SMOOT-HAWLEY DAYS ARE HERE AGAIN, or, How to Turn and Recession into a Depression

Most people are not familiar with the "Smoot Hawley Tariff Act," named after the guys who put the ideas together. But those tariffs helped turned a U.S. recession of 1929 into a world-wide depression through most of the 1930s. And the current U.S. government is about to do the same thing all over again, with it's new $855 billion, "America first" stimulus package.

Once again, Americans are showing they cannot remember their own history. They are again jeopardizing their economy, and the economies of other nations.

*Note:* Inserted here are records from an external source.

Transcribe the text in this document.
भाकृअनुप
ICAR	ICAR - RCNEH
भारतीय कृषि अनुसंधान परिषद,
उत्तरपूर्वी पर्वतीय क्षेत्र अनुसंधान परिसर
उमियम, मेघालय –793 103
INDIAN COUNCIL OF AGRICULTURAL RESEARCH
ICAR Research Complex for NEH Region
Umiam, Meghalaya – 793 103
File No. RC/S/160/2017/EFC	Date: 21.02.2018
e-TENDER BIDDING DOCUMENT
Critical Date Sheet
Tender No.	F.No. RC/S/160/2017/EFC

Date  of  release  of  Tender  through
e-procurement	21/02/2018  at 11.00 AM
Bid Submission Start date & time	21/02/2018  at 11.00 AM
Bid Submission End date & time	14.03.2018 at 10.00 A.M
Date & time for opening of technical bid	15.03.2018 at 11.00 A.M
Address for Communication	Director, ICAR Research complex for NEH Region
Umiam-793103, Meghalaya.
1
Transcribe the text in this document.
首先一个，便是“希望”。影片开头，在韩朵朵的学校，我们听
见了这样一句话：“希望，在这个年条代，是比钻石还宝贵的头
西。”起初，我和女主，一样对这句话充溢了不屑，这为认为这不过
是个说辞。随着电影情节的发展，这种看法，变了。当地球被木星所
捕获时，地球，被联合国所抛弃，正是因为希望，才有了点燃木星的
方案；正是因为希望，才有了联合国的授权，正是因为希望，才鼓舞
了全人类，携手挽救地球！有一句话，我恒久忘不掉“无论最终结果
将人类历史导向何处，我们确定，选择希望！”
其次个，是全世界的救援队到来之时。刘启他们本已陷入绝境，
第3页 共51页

Senator Reed Smoot (a Republican from Utah) and Representative Wallis Hawley (a Republican from Oregon) saw the U.S. economy needed to grow, by increasing American firms' share of business. One way to do that, and effectively "stimulate" the economy, was to restrict foreign imports. That way, people would be forced to "buy American" or pay a lot more for the same thing. In fact, the Bill raised import charges on about 20,000 items.

Opposition began even before the law was passed in June, 1930. Over a thousand economists and many business leaders begged President Herbert Hoover to veto the bill. Complaints came from well over 30 other nations as well. (People knew about it because it had passed the House of Representatives in May, 1929.)

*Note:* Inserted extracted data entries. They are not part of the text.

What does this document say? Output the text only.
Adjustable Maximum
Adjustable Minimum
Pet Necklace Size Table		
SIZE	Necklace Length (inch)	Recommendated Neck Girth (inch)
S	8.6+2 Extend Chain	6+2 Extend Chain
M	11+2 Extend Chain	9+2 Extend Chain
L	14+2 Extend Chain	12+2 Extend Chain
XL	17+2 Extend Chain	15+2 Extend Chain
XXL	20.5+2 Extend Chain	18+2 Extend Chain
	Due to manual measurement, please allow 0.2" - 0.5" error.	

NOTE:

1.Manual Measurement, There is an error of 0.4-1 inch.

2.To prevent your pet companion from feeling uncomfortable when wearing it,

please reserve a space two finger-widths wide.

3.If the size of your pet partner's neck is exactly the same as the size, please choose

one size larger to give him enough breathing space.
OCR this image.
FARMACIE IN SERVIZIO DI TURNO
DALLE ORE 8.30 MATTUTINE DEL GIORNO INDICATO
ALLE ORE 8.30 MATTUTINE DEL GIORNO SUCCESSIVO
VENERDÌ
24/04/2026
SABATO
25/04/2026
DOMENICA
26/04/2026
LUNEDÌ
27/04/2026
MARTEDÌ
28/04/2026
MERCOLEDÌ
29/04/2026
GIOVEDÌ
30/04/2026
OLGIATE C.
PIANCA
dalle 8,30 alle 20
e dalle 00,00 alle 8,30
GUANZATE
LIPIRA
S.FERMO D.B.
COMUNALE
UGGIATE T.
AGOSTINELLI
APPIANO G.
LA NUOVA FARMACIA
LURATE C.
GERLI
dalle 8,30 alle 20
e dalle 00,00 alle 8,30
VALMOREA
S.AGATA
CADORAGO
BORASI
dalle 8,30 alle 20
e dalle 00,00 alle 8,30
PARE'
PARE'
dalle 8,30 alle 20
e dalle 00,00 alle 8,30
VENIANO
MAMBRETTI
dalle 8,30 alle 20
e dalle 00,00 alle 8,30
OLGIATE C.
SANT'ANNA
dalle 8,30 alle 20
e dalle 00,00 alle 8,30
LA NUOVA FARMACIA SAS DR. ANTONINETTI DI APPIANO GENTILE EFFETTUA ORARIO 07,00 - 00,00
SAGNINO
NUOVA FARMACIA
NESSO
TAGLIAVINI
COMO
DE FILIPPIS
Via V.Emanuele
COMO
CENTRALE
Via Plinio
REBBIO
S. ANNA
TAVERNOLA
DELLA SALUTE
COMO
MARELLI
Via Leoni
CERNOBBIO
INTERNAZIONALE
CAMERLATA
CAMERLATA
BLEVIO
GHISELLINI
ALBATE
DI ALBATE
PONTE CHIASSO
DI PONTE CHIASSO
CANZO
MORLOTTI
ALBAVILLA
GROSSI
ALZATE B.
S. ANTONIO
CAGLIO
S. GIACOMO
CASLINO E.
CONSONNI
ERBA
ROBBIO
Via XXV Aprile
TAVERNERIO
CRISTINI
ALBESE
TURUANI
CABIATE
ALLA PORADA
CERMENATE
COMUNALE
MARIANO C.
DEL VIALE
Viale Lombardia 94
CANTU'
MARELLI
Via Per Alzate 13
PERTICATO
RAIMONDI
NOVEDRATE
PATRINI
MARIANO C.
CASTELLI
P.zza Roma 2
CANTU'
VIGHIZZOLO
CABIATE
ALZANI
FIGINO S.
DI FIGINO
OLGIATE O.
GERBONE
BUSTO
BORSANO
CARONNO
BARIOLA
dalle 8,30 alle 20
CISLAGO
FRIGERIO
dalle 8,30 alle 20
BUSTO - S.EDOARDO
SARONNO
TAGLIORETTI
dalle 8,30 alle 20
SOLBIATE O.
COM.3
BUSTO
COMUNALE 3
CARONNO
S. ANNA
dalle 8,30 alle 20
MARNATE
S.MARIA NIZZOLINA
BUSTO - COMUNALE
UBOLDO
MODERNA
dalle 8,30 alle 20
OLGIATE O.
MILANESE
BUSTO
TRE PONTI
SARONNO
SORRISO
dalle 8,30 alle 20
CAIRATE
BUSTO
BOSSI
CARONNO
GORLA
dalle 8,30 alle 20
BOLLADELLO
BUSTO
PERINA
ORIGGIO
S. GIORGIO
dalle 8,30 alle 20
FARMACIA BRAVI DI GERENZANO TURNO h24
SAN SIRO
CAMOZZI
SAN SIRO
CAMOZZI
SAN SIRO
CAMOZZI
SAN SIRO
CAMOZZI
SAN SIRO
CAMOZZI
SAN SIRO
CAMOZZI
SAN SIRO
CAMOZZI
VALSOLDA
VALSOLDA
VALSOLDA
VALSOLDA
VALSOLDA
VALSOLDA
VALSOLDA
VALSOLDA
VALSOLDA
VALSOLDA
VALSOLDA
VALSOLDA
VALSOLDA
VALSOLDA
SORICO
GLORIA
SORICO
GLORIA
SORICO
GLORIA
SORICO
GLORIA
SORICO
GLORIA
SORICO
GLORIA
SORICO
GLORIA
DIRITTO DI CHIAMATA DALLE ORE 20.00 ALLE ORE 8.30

That action may have helped to trigger the financial crash of October, 1929. By the time it became law, other countries were already boycotting or imposing their own tariffs on American goods. Canada was among the first to do so, even before the bill had passed in the U.S. Senate. The U.S. State Department says that between 1929 and 1932, overall world trade dropped by 66%.

While the U.S. stock market had been uncertain since 1929, by 1930, politicians and business leader were saying the end of the crisis was in sight. But in late 1930-1932 the market headed almost straight down, reaching its lowest point in June, 1932, a year after the Smoot-Hawley Law was signed.

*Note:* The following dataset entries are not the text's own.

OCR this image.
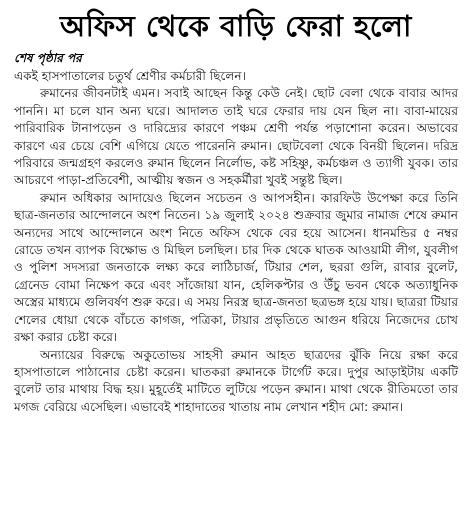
অফিস থেকে বাড়ি ফেরা হলো
শেষ পৃষ্ঠার পর

একই হাসপাতালের চতুর্থ শ্রেণীর কর্মচারী ছিলেন।

রুমানের জীবনটাই এমন। সবাই আছেন কিন্তু কেউ নেই। ছোট বেলা থেকে বাবার আদর পাননি। মা চলে যান অন্য ঘরে। আদালত তাই ঘরে ফেরার দায় যেন ছিল না। বাবা-মায়ের পারিবারিক টানাপড়েন ও দারিদ্র্যের কারণে পঞ্চম শ্রেণী পর্যন্ত পড়াশোনা করেন। অভাবের কারণে এর চেয়ে বেশি এগিয়ে যেতে পারেননি রুমান। ছোটবেলা থেকে বিনয়ী ছিলেন। দরিদ্র পরিবারে জন্মগ্রহণ করলেও রুমান ছিলেন নির্লোভ, কষ্ট সহিষ্ণু, কর্মচঞ্চল ও ত্যাগী যুবক। তার আচরণে পাড়া-প্রতিবেশী, আত্মীয় স্বজন ও সহকর্মীরা খুবই সন্তুষ্ট ছিল।

রুমান অধিকার আদায়েও ছিলেন সচেতন ও আপসহীন। কারফিউ উপেক্ষা করে তিনি ছাত্র-জনতার আন্দোলনে অংশ নিতেন। ১৯ জুলাই ২০২৪ শুক্রবার জুমার নামাজ শেষে রুমান অন্যদের সাথে আন্দোলনে অংশ নিতে অফিস থেকে বের হয়ে আসেন। ধানমন্ডির ৫ নম্বর রোডে তখন ব্যাপক বিক্ষোভ ও মিছিল চলছিল। চার দিক থেকে ঘাতক আওয়ামী লীগ, যুবলীগ ও পুলিশ সদস্যরা জনতাকে লক্ষ্য করে লাঠিচার্জ, টিয়ার শেল, ছররা গুলি, রাবার বুলেট, গ্রেনেড বোমা নিক্ষেপ করে এবং সাঁজোয়া যান, হেলিকপ্টার ও উঁচু ভবন থেকে অত্যাধুনিক অস্ত্রের মাধ্যমে গুলিবর্ষণ শুরু করে। এ সময় নিরস্ত্র ছাত্র-জনতা ছত্রভঙ্গ হয়ে যায়। ছাত্ররা টিয়ার শেলের ধোয়া থেকে বাঁচতে কাগজ, পত্রিকা, টায়ার প্রভৃতিতে আগুন ধরিয়ে নিজেদের চোখ রক্ষা করার চেষ্টা করে।

অন্যায়ের বিরুদ্ধে অকুতোভয় সাহসী রুমান আহত ছাত্রদের ঝুঁকি নিয়ে রক্ষা করে হাসপাতালে পাঠানোর চেষ্টা করেন। ঘাতকরা রুমানকে টার্গেট করে। দুপুর আড়াইটায় একটি বুলেট তার মাথায় বিদ্ধ হয়। মুহূর্তেই মাটিতে লুটিয়ে পড়েন রুমান। মাথা থেকে রীতিমতো তার মগজ বেরিয়ে এসেছিল। এভাবেই শাহাদাতের খাতায় নাম লেখান শহীদ মো: রুমান।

Smoot-Hawley wasn't the only problem America faced, but it was significant. The other major problem was a string of bank failures. But if you cannot produce and sell enough to re-pay your debts, of course banks are going to fail. Think of Lehman Brothers, Bear Sterns, Mannie Mae, and Freddy Mack, which have run into huge problems in the last few month. It's the 1930s all over again.

History's lesson is that if you put up a brick wall around your country to keep imports out, other nations will do the same. That's the main problem with the current U.S. stimulus package. It has a clause which would do, in effect, the same thing which the Smoot-Hawley Act did in 1930; it will help turn a recession into a protracted depression.

Canada has been protesting, as it did with the Smoot-Hawley Act. The "buy American" clause in the current U.S. proposal is a fundamental violation of the North American Free Trade Agreement (NAFTA). Will the Americans listen? Who knows? Will Stephen Harper impose Canadian counter-measures if the American law passes. Not likely; I see Harper as pretty timid in his dealings with the United States. Were the stronger-willed, broader-thinking Michael Ignatieff in charge, things might be much different.

President Obama inherited an economic disaster when he took office as America's 44th President. How he handles the "buy America" language in the stimulus package will be a major test of his foreign policy. How he handles it may determine outcomes as far away as Iraq and Afghanistan.